Based on the findings from the publicly available data and literature, men are more prevalent in historical data and historical data refers to men more positively. Women are less prevalent and more likely to be referred to more negatively. The more widespread use of words and phrases that are masculine or are associated with men could lead one to reasonably conclude the historical data training AI contains potential gender bias. These findings suggest that AI tools trained on biased data may reinforce gender inequality in hiring by favoring male candidates and reflecting patriarchal assumptions embedded in historical language.
5. Discussion
There are a few limitations of this dataset and this study. A limitation associated with the data is that they come solely from books and contain only the years 1922 through 2022. Different insights are possible from the inclusion of various print media and more expansive periods. Subsequent studies would benefit from both an expansion of source type and timeframe. Another limitation of this study is that the examination of the gendered traits was based on only two sources (Langford & Mackinnon, 2000; Taylor, 2003). Utilizing other sources may have identified different traits that could have been included in the analysis and potentially produced different results. Additionally, in terms of the gendered traits, only 10 traits were included for each gender (twenty traits in total). Expanding each set to include more traits may have enabled the generation of even more robust results.
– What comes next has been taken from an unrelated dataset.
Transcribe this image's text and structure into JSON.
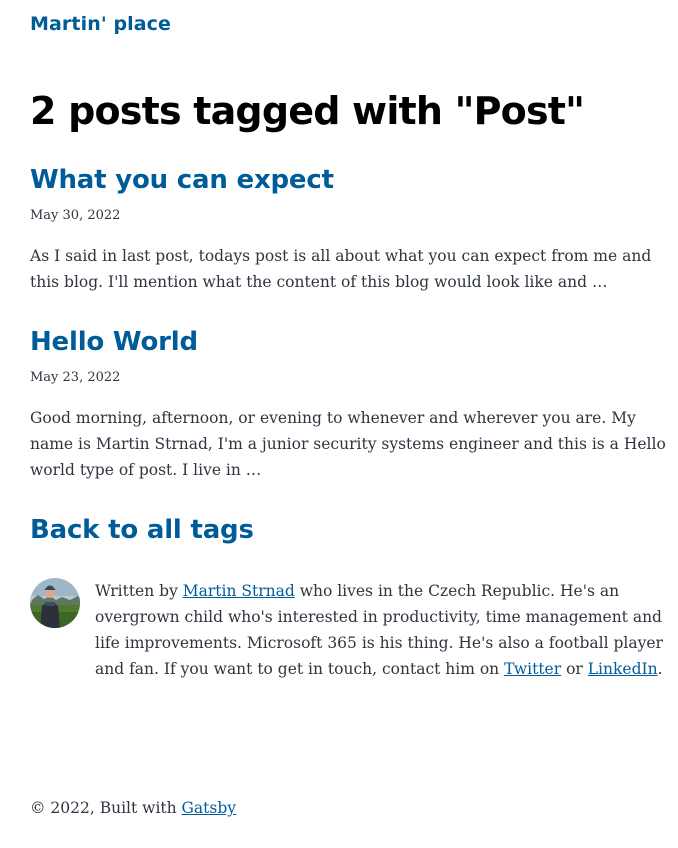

Due to constraints of time, specific data values for the gendered traits were not examined, but only which gender’s data value was higher than the other for each year. In other words, more granular gender trait data were reduced to binary values for assessment. Examining the specific values would allow for a comparison of how much one gender is associated with a trait over the other and would have produced more nuanced results. For the gendered phrases (Table 1), phrases came from only two sources (Drew, 2023; Warner, 2024). Utilizing other sources may have identified additional phrases and different wording of phrases which could provide additional insights. Future studies would benefit from addressing these limitations and contributing further to our emerging understanding of the risks associated with basing AI algorithms on unnormalized, male dominant, and masculine trait-biased, data.
6. Conclusion
Based on the findings of this study, this analysis reveals a clear pattern in historical language: men appear more frequently and are associated with more positive traits, while women are referenced less often and in terms of a negative sentiment. If such biases are embedded in the data used to train AI hiring tools, such tools risk reinforcing systemic gender inequality rather than correcting it. While AI holds promise for improving efficiency and fairness in the hiring process, the potential cannot be realized without critically examining the data that shape its decisions. To move toward that potential, efforts must focus on specific actions to address potential bias in AI. Such actions include employing tools to detect and correct bias, strengthen governance, transparency, transparency in terms of AI algorithms and training data, and continued society-wide efforts to minimize systematic gender-bias. As AI integrates into the hiring process and everyday life, it is imperative that we identify its limitations, impacts, and areas for improvement. Without awareness, engagement and enhancement, too much of our flawed past will be algorithmically replicated into our future.